Поднявшись, Фрэнк сопроводил меня до порога кабинета. Двигался он медленно, держа безопасную дистанцию между нами. Его язык тела сообщал: «Я приму семичасовой душ через 30 секунд после твоего ухода». Тем не менее Курц с неизменным профессионализмом выразил заботу.
– Гроув, надеюсь, это только временно.
– Фрэнк, ты ведь не думаешь, что я вернусь. Правда?
– Я не уверен, – произнес он.
Младенчик поглядел с сомнением.
– Пошли, – сказал я охраннику перед кабинетом Курца. Линейка фотографий финансовых мошенников Фрэнка издевательски смотрела мне в спину. Иоанн Павел, казалось, готов дать мне отпущение.
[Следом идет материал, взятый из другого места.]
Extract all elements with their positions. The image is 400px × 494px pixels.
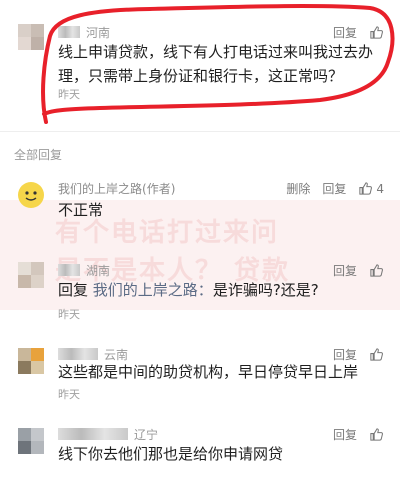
reply-item: 我们的上岸之路(作者) 删除 回复 4 不正常 bbox=[0, 174, 400, 226]
reply-content: 是诈骗吗?还是? bbox=[212, 281, 319, 299]
username-blurred bbox=[58, 26, 80, 38]
author-avatar[interactable] bbox=[18, 182, 44, 208]
reply-time: 昨天 bbox=[58, 388, 80, 401]
reply-location: 辽宁 bbox=[134, 428, 159, 442]
reply-button[interactable]: 回复 bbox=[333, 262, 357, 279]
avatar[interactable] bbox=[18, 348, 44, 374]
reply-text: 回复 我们的上岸之路：是诈骗吗?还是? bbox=[58, 278, 380, 302]
reply-text: 不正常 bbox=[58, 201, 104, 219]
comment-text: 线上申请贷款，线下有人打电话过来叫我过去办理，只需带上身份证和银行卡，这正常吗？ bbox=[58, 43, 374, 85]
reply-location: 湖南 bbox=[86, 264, 111, 278]
comment-location: 河南 bbox=[86, 26, 111, 40]
like-button[interactable] bbox=[369, 263, 384, 278]
reply-meta: 辽宁 bbox=[58, 426, 158, 443]
comment-time: 昨天 bbox=[58, 88, 80, 101]
author-tag: (作者) bbox=[142, 182, 176, 196]
reply-prefix: 回复 bbox=[58, 281, 89, 299]
reply-text: 线下你去他们那也是给你申请网贷 bbox=[58, 445, 284, 463]
reply-text: 这些都是中间的助贷机构，早日停贷早日上岸 bbox=[58, 363, 359, 381]
reply-time: 昨天 bbox=[58, 308, 80, 321]
username-blurred bbox=[58, 428, 128, 440]
reply-item: 云南 回复 这些都是中间的助贷机构，早日停贷早日上岸 昨天 bbox=[0, 340, 400, 410]
reply-actions: 删除 回复 4 bbox=[274, 180, 384, 197]
username-blurred bbox=[58, 348, 98, 360]
reply-button[interactable]: 回复 bbox=[322, 180, 346, 197]
top-comment: 河南 回复 线上申请贷款，线下有人打电话过来叫我过去办理，只需带上身份证和银行卡… bbox=[0, 0, 400, 130]
like-button[interactable] bbox=[369, 25, 384, 40]
thumbs-up-icon bbox=[370, 264, 383, 277]
thumbs-up-icon bbox=[370, 26, 383, 39]
avatar[interactable] bbox=[18, 262, 44, 288]
reply-button[interactable]: 回复 bbox=[333, 24, 357, 41]
reply-item: 湖南 回复 回复 我们的上岸之路：是诈骗吗?还是? 昨天 bbox=[0, 256, 400, 326]
username-blurred bbox=[58, 264, 80, 276]
thumbs-up-icon bbox=[359, 182, 373, 195]
avatar[interactable] bbox=[18, 24, 44, 50]
reply-button[interactable]: 回复 bbox=[333, 426, 357, 443]
like-button[interactable] bbox=[369, 427, 384, 442]
smile-face-icon bbox=[25, 191, 37, 201]
thumbs-up-icon bbox=[370, 428, 383, 441]
delete-button[interactable]: 删除 bbox=[286, 180, 310, 197]
reply-meta: 我们的上岸之路(作者) bbox=[58, 180, 175, 197]
reply-actions: 回复 bbox=[321, 262, 384, 279]
divider bbox=[0, 131, 400, 132]
avatar[interactable] bbox=[18, 428, 44, 454]
reply-meta: 湖南 bbox=[58, 262, 110, 279]
reply-item: 辽宁 回复 线下你去他们那也是给你申请网贷 bbox=[0, 424, 400, 494]
reply-to-mention[interactable]: 我们的上岸之路： bbox=[93, 281, 213, 299]
author-name[interactable]: 我们的上岸之路 bbox=[58, 182, 142, 196]
reply-actions: 回复 bbox=[321, 426, 384, 443]
like-count: 4 bbox=[376, 181, 384, 196]
comment-actions: 回复 bbox=[321, 24, 384, 41]
comment-meta: 河南 bbox=[58, 24, 110, 41]
like-button[interactable]: 4 bbox=[358, 181, 384, 196]
all-replies-label: 全部回复 bbox=[14, 148, 63, 162]
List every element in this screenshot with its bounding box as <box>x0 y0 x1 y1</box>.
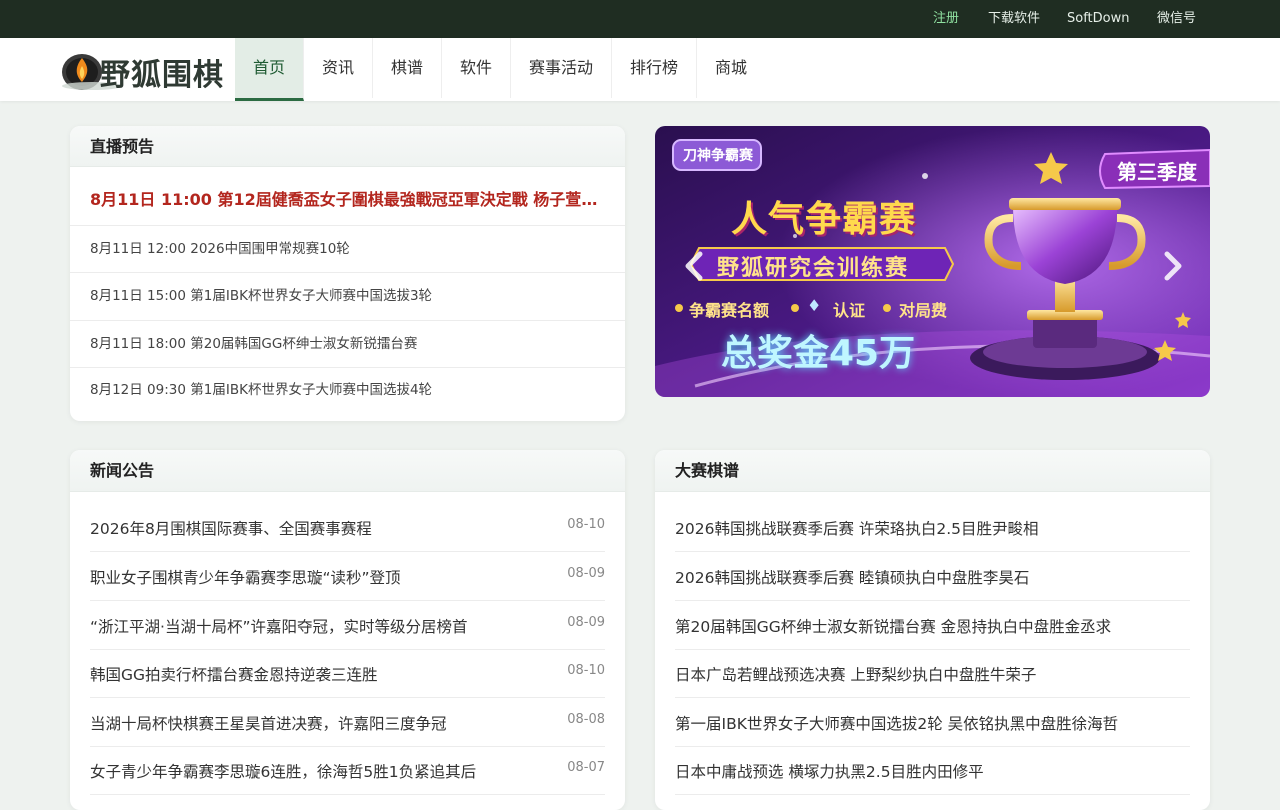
live-item[interactable]: 8月11日 18:00 第20届韩国GG杯绅士淑女新锐擂台赛 <box>70 321 625 368</box>
game-record-item[interactable]: 日本中庸战预选 横塚力执黑2.5目胜内田修平 <box>675 746 1190 795</box>
news-item-date: 08-09 <box>567 615 605 630</box>
game-record-item[interactable]: 日本广岛若鲤战预选决赛 上野梨纱执白中盘胜牛荣子 <box>675 649 1190 698</box>
banner-prev-arrow[interactable] <box>679 246 709 286</box>
news-item-title: “浙江平湖·当湖十局杯”许嘉阳夺冠，实时等级分居榜首 <box>90 618 468 636</box>
live-preview-title: 直播预告 <box>90 137 155 156</box>
register-link[interactable]: 注册 <box>933 0 959 38</box>
diamond-icon: ♦ <box>807 296 822 315</box>
news-item[interactable]: 职业女子围棋青少年争霸赛李思璇“读秒”登顶 08-09 <box>90 552 605 601</box>
games-card: 大赛棋谱 2026韩国挑战联赛季后赛 许荣珞执白2.5目胜尹畯相 2026韩国挑… <box>655 450 1210 810</box>
games-header: 大赛棋谱 <box>655 450 1210 492</box>
banner-title: 人气争霸赛 <box>731 199 917 240</box>
nav-kifu[interactable]: 棋谱 <box>373 38 442 98</box>
game-record-title: 2026韩国挑战联赛季后赛 睦镇硕执白中盘胜李昊石 <box>675 569 1030 587</box>
banner-subtitle: 野狐研究会训练赛 <box>717 256 910 281</box>
news-item-title: 韩国GG拍卖行杯擂台赛金恩持逆袭三连胜 <box>90 666 378 684</box>
download-link[interactable]: 下载软件 <box>988 0 1040 38</box>
nav-ranking[interactable]: 排行榜 <box>612 38 697 98</box>
softdown-link[interactable]: SoftDown <box>1067 0 1130 38</box>
news-item[interactable]: 2026年8月围棋国际赛事、全国赛事赛程 08-10 <box>90 503 605 552</box>
live-item-text: 8月11日 18:00 第20届韩国GG杯绅士淑女新锐擂台赛 <box>90 336 418 352</box>
game-record-item[interactable]: 2026韩国挑战联赛季后赛 睦镇硕执白中盘胜李昊石 <box>675 552 1190 601</box>
news-item-date: 08-07 <box>567 760 605 775</box>
top-bar: 注册 下载软件 SoftDown 微信号 <box>0 0 1280 38</box>
wechat-link[interactable]: 微信号 <box>1157 0 1196 38</box>
news-card: 新闻公告 2026年8月围棋国际赛事、全国赛事赛程 08-10 职业女子围棋青少… <box>70 450 625 810</box>
news-item[interactable]: 女子青少年争霸赛李思璇6连胜，徐海哲5胜1负紧追其后 08-07 <box>90 746 605 795</box>
banner-feature: 争霸赛名额 <box>689 301 770 320</box>
nav-news[interactable]: 资讯 <box>304 38 373 98</box>
news-title: 新闻公告 <box>90 461 155 480</box>
game-record-item[interactable]: 第20届韩国GG杯绅士淑女新锐擂台赛 金恩持执白中盘胜金丞求 <box>675 601 1190 650</box>
logo-text: 野狐围棋 <box>100 58 224 93</box>
live-item[interactable]: 8月11日 11:00 第12屆健喬盃女子圍棋最強戰冠亞軍決定戰 杨子萱VS..… <box>70 167 625 226</box>
banner-feature: 认证 <box>833 301 866 320</box>
news-header: 新闻公告 <box>70 450 625 492</box>
nav-store[interactable]: 商城 <box>697 38 765 98</box>
game-record-title: 第一届IBK世界女子大师赛中国选拔2轮 吴依铭执黑中盘胜徐海哲 <box>675 715 1119 733</box>
game-record-title: 2026韩国挑战联赛季后赛 许荣珞执白2.5目胜尹畯相 <box>675 520 1039 538</box>
nav-software[interactable]: 软件 <box>442 38 511 98</box>
main-nav: 野狐围棋 首页 资讯 棋谱 软件 赛事活动 排行榜 商城 <box>0 38 1280 101</box>
banner-badge: 刀神争霸赛 <box>683 148 753 164</box>
banner-next-arrow[interactable] <box>1157 246 1187 286</box>
live-item[interactable]: 8月11日 12:00 2026中国围甲常规赛10轮 <box>70 226 625 273</box>
live-item-text: 8月11日 15:00 第1届IBK杯世界女子大师赛中国选拔3轮 <box>90 288 433 304</box>
live-preview-card: 直播预告 8月11日 11:00 第12屆健喬盃女子圍棋最強戰冠亞軍決定戰 杨子… <box>70 126 625 421</box>
live-item-text: 8月12日 09:30 第1届IBK杯世界女子大师赛中国选拔4轮 <box>90 382 433 398</box>
game-record-title: 日本中庸战预选 横塚力执黑2.5目胜内田修平 <box>675 763 984 781</box>
nav-home[interactable]: 首页 <box>235 38 304 101</box>
live-item-text: 8月11日 11:00 第12屆健喬盃女子圍棋最強戰冠亞軍決定戰 杨子萱VS..… <box>90 190 605 209</box>
banner-feature: 对局费 <box>899 301 948 320</box>
live-item[interactable]: 8月12日 09:30 第1届IBK杯世界女子大师赛中国选拔4轮 <box>70 368 625 418</box>
news-item[interactable]: 当湖十局杯快棋赛王星昊首进决赛，许嘉阳三度争冠 08-08 <box>90 698 605 747</box>
news-item-title: 职业女子围棋青少年争霸赛李思璇“读秒”登顶 <box>90 569 401 587</box>
live-item-text: 8月11日 12:00 2026中国围甲常规赛10轮 <box>90 241 350 257</box>
live-preview-header: 直播预告 <box>70 126 625 167</box>
news-item[interactable]: 韩国GG拍卖行杯擂台赛金恩持逆袭三连胜 08-10 <box>90 649 605 698</box>
news-item-title: 2026年8月围棋国际赛事、全国赛事赛程 <box>90 520 372 538</box>
live-item[interactable]: 8月11日 15:00 第1届IBK杯世界女子大师赛中国选拔3轮 <box>70 273 625 321</box>
game-record-item[interactable]: 第一届IBK世界女子大师赛中国选拔2轮 吴依铭执黑中盘胜徐海哲 <box>675 698 1190 747</box>
game-record-item[interactable]: 2026韩国挑战联赛季后赛 许荣珞执白2.5目胜尹畯相 <box>675 503 1190 552</box>
game-record-title: 日本广岛若鲤战预选决赛 上野梨纱执白中盘胜牛荣子 <box>675 666 1037 684</box>
news-item-date: 08-10 <box>567 663 605 678</box>
news-item-title: 当湖十局杯快棋赛王星昊首进决赛，许嘉阳三度争冠 <box>90 715 447 733</box>
news-item-date: 08-08 <box>567 712 605 727</box>
games-title: 大赛棋谱 <box>675 461 740 480</box>
banner-prize: 总奖金45万 <box>721 333 916 374</box>
game-record-title: 第20届韩国GG杯绅士淑女新锐擂台赛 金恩持执白中盘胜金丞求 <box>675 618 1112 636</box>
news-item-date: 08-10 <box>567 517 605 532</box>
promo-banner[interactable]: 刀神争霸赛 第三季度 人气争霸赛 野狐研究会训练赛 争霸赛名额 认证 对局费 ♦… <box>655 126 1210 397</box>
banner-season: 第三季度 <box>1117 160 1197 184</box>
news-item-title: 女子青少年争霸赛李思璇6连胜，徐海哲5胜1负紧追其后 <box>90 763 477 781</box>
nav-events[interactable]: 赛事活动 <box>511 38 612 98</box>
site-logo[interactable]: 野狐围棋 <box>60 46 226 94</box>
news-item[interactable]: “浙江平湖·当湖十局杯”许嘉阳夺冠，实时等级分居榜首 08-09 <box>90 601 605 650</box>
news-item-date: 08-09 <box>567 566 605 581</box>
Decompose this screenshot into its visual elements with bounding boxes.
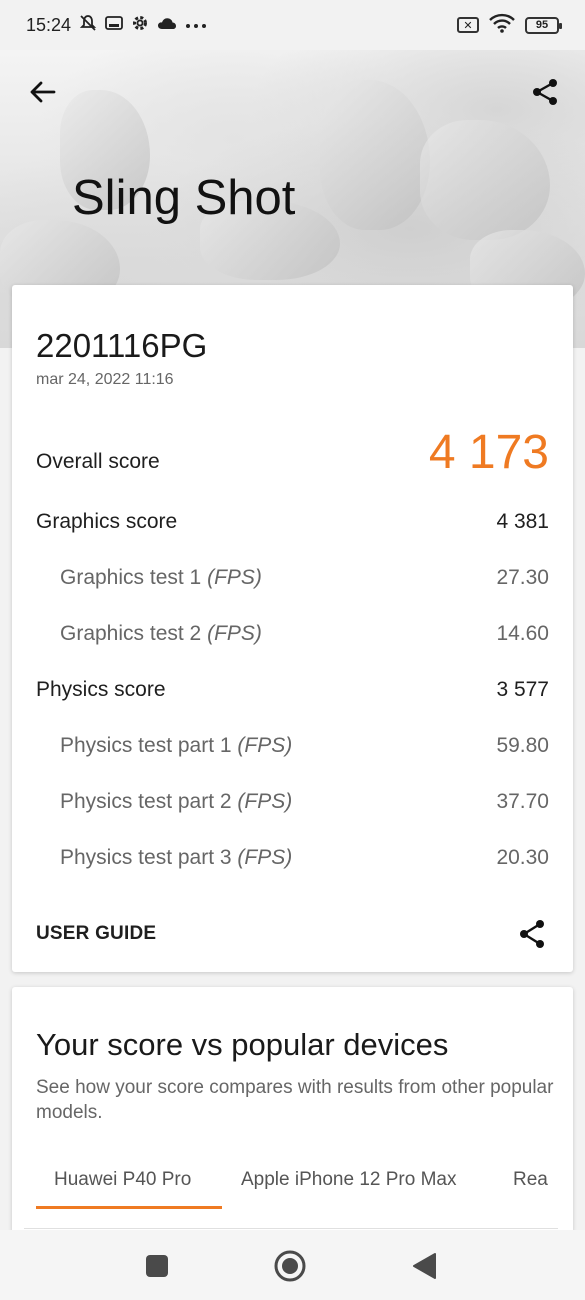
back-button[interactable] bbox=[22, 72, 62, 112]
circle-icon bbox=[274, 1250, 306, 1282]
overall-score-value: 4 173 bbox=[428, 426, 549, 479]
compare-card: Your score vs popular devices See how yo… bbox=[12, 987, 573, 1232]
wifi-icon bbox=[489, 13, 515, 38]
square-icon bbox=[146, 1255, 168, 1277]
graphics-test-1-name: Graphics test 1 bbox=[60, 566, 202, 589]
storage-icon bbox=[105, 15, 123, 36]
graphics-test-1-label: Graphics test 1 (FPS) bbox=[36, 566, 262, 590]
user-guide-button[interactable]: USER GUIDE bbox=[36, 923, 156, 945]
tab-rea[interactable]: Rea bbox=[513, 1163, 548, 1209]
tab-apple-iphone-12-pro-max[interactable]: Apple iPhone 12 Pro Max bbox=[241, 1163, 456, 1209]
hero-rock bbox=[420, 120, 550, 240]
status-bar: 15:24 ✕ 95 bbox=[0, 0, 585, 50]
physics-score-label: Physics score bbox=[36, 678, 166, 701]
gear-icon bbox=[131, 14, 149, 37]
home-button[interactable] bbox=[274, 1250, 306, 1282]
system-nav-bar bbox=[0, 1230, 585, 1300]
fps-unit: (FPS) bbox=[207, 622, 262, 645]
result-card: 2201116PG mar 24, 2022 11:16 Overall sco… bbox=[12, 285, 573, 972]
device-tabs: Huawei P40 Pro Apple iPhone 12 Pro Max R… bbox=[36, 1163, 573, 1211]
graphics-test-2-label: Graphics test 2 (FPS) bbox=[36, 622, 262, 646]
physics-test-2-value: 37.70 bbox=[496, 790, 549, 813]
share-button[interactable] bbox=[525, 72, 565, 112]
physics-test-3-label: Physics test part 3 (FPS) bbox=[36, 846, 292, 870]
compare-title: Your score vs popular devices bbox=[36, 1027, 449, 1062]
fps-unit: (FPS) bbox=[237, 734, 293, 757]
graphics-test-1-row: Graphics test 1 (FPS) 27.30 bbox=[36, 566, 549, 590]
compare-description: See how your score compares with results… bbox=[36, 1077, 554, 1123]
battery-icon: 95 bbox=[525, 16, 562, 34]
page-title: Sling Shot bbox=[72, 171, 296, 225]
physics-score-row: Physics score 3 577 bbox=[36, 678, 549, 702]
graphics-test-2-row: Graphics test 2 (FPS) 14.60 bbox=[36, 622, 549, 646]
share-icon bbox=[533, 79, 557, 105]
graphics-test-1-value: 27.30 bbox=[496, 566, 549, 589]
recents-button[interactable] bbox=[141, 1250, 173, 1282]
cloud-icon bbox=[157, 16, 177, 35]
back-nav-button[interactable] bbox=[408, 1250, 440, 1282]
tab-huawei-p40-pro[interactable]: Huawei P40 Pro bbox=[36, 1163, 222, 1209]
test-date: mar 24, 2022 11:16 bbox=[36, 371, 174, 388]
no-sim-icon: ✕ bbox=[457, 17, 479, 33]
muted-icon bbox=[79, 14, 97, 37]
physics-test-2-name: Physics test part 2 bbox=[60, 790, 232, 813]
fps-unit: (FPS) bbox=[237, 846, 293, 869]
physics-test-1-value: 59.80 bbox=[496, 734, 549, 757]
physics-test-1-row: Physics test part 1 (FPS) 59.80 bbox=[36, 734, 549, 758]
graphics-score-row: Graphics score 4 381 bbox=[36, 510, 549, 534]
graphics-score-label: Graphics score bbox=[36, 510, 178, 533]
tabs-divider bbox=[24, 1228, 558, 1229]
fps-unit: (FPS) bbox=[237, 790, 293, 813]
physics-test-3-row: Physics test part 3 (FPS) 20.30 bbox=[36, 846, 549, 870]
device-name: 2201116PG bbox=[36, 327, 208, 364]
graphics-score-value: 4 381 bbox=[496, 510, 549, 533]
physics-test-1-label: Physics test part 1 (FPS) bbox=[36, 734, 292, 758]
hero-rock bbox=[320, 80, 430, 230]
triangle-back-icon bbox=[413, 1253, 436, 1279]
physics-test-2-row: Physics test part 2 (FPS) 37.70 bbox=[36, 790, 549, 814]
share-icon bbox=[520, 920, 544, 948]
physics-test-3-name: Physics test part 3 bbox=[60, 846, 232, 869]
status-time: 15:24 bbox=[26, 14, 72, 35]
arrow-left-icon bbox=[30, 81, 56, 103]
physics-test-3-value: 20.30 bbox=[496, 846, 549, 869]
overall-score-row: Overall score 4 173 bbox=[36, 425, 549, 480]
overall-score-label: Overall score bbox=[36, 449, 160, 473]
more-icon bbox=[185, 16, 207, 34]
graphics-test-2-name: Graphics test 2 bbox=[60, 622, 202, 645]
physics-test-1-name: Physics test part 1 bbox=[60, 734, 232, 757]
fps-unit: (FPS) bbox=[207, 566, 262, 589]
card-actions: USER GUIDE bbox=[36, 917, 549, 951]
physics-score-value: 3 577 bbox=[496, 678, 549, 701]
physics-test-2-label: Physics test part 2 (FPS) bbox=[36, 790, 292, 814]
share-result-button[interactable] bbox=[515, 917, 549, 951]
graphics-test-2-value: 14.60 bbox=[496, 622, 549, 645]
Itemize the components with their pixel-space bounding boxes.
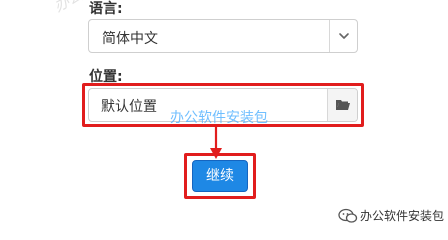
watermark-top: 办公 — [50, 0, 86, 16]
language-select-value: 简体中文 — [102, 31, 158, 47]
language-label: 语言: — [89, 1, 123, 17]
select-divider — [329, 20, 330, 52]
wechat-icon — [338, 208, 358, 223]
language-select[interactable]: 简体中文 — [88, 19, 358, 53]
chevron-down-icon[interactable] — [337, 29, 351, 43]
watermark-corner-text: 办公软件安装包 — [360, 209, 445, 223]
continue-button[interactable]: 继续 — [192, 160, 248, 192]
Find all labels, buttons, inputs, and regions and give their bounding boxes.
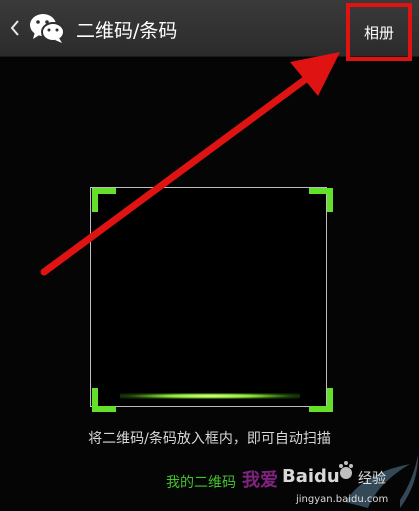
scan-hint: 将二维码/条码放入框内，即可自动扫描: [88, 431, 331, 447]
scan-corner-top-right: [309, 188, 333, 212]
page-title: 二维码/条码: [76, 20, 178, 42]
scan-corner-bottom-right: [309, 388, 333, 412]
watermark-url: jingyan.baidu.com: [296, 494, 389, 505]
wechat-logo-icon: [30, 14, 65, 43]
chevron-left-icon[interactable]: [8, 18, 22, 38]
scan-corner-top-left: [92, 188, 116, 212]
my-qr-code-link[interactable]: 我的二维码: [166, 472, 236, 492]
top-bar: 二维码/条码 相册: [0, 0, 419, 61]
watermark-brand: 我爱: [242, 470, 278, 491]
scan-frame: [90, 187, 327, 407]
watermark-jingyan: 经验: [358, 471, 386, 487]
album-button[interactable]: 相册: [346, 3, 412, 61]
scan-line: [120, 393, 300, 399]
scan-corner-bottom-left: [92, 388, 116, 412]
watermark-baidu: Baidu: [282, 466, 340, 487]
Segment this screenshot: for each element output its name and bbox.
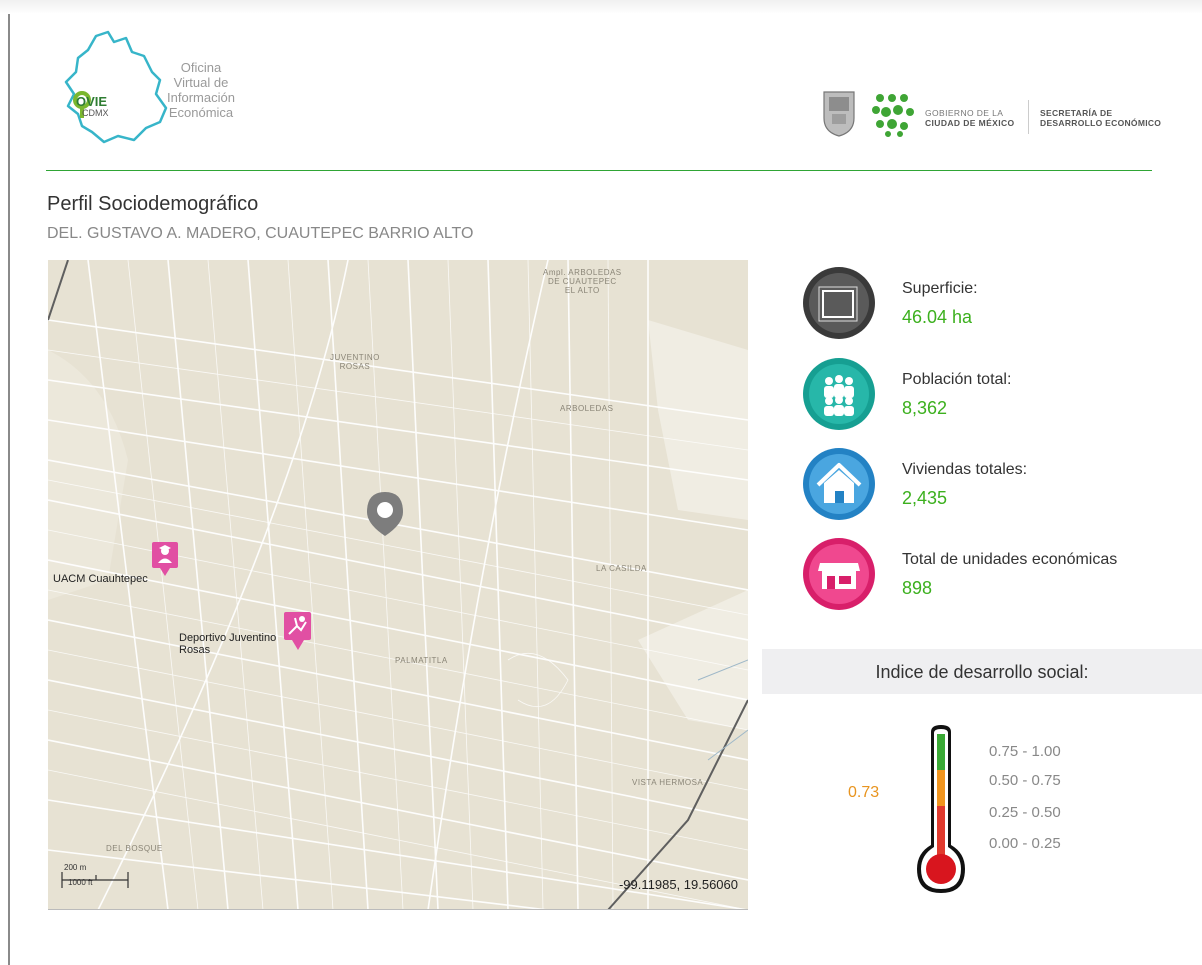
sedeco-line2: DESARROLLO ECONÓMICO [1040, 118, 1162, 128]
ovie-badge-word: OVIE [76, 94, 108, 109]
area-label-line: Ampl. ARBOLEDAS [543, 268, 622, 277]
page-title: Perfil Sociodemográfico [47, 193, 259, 215]
area-label-del-bosque: DEL BOSQUE [106, 844, 163, 853]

Когда Гас эскортировал меня к столу, все вытаращились на нас. Брокеры, ассистенты по продажам и операционисты разглядывали меня со всех сторон. Их полураскрытые рты манили фруктовых мушек, будто Венерины мухоловки. Я чувствовал себя униженным и оплеванным. Мое позорное шествие только началось, дальше мне дорога в тюрьму в наручниках и кандалах. Неудивительно, что подозреваемые в преступлениях в вечерних новостях прячутся от объективов. Я бы с радостью натянул на голову пиджак. Скальп покалывало – верный знак, что я залился краской. В том-то и проблема со светлой кожей. Я никогда не мог скрыть своих эмоций.
Но мои коллеги увидели не преступника, а нечто иное. Они приветствовали меня, как героя-победителя – Юлия Цезаря ОФЛ. Один брокер воскликнул:
– Только не ты, Гроув!
Другой сказал:
– Сегодня не пятница. Ты не напутал с календарем?
Скалли, самый горластый фондовый брокер на свете, бросил:
– Замолви и за меня словечко.
Я так и не понял, о чем он.
Беременные женщины в районе Эстрогенового переулка расступились, как Красное море пред Моисеем. Но на поверхность всплыла леди Золотая Рыбка, а не Чарлтон Хестон{102}. И спросила, уставившись мне прямо в переносицу:
– Куда намылился, Гроув?
Наконец-то забрезжил свет. Вся контора думает, что я принял чек от конкурента. Скалли просит меня замолвить словечко в уповании, что ему тоже посулят солидную зарплату. Почти смешно.
Но не совсем.
– Полагаю, это решает вопрос с Джей-Джеем, – добавила Пэтти. Она уже вступила в борьбу за то, чтобы удержать бизнес Джей-Джея, когда я переберусь в другую фирму.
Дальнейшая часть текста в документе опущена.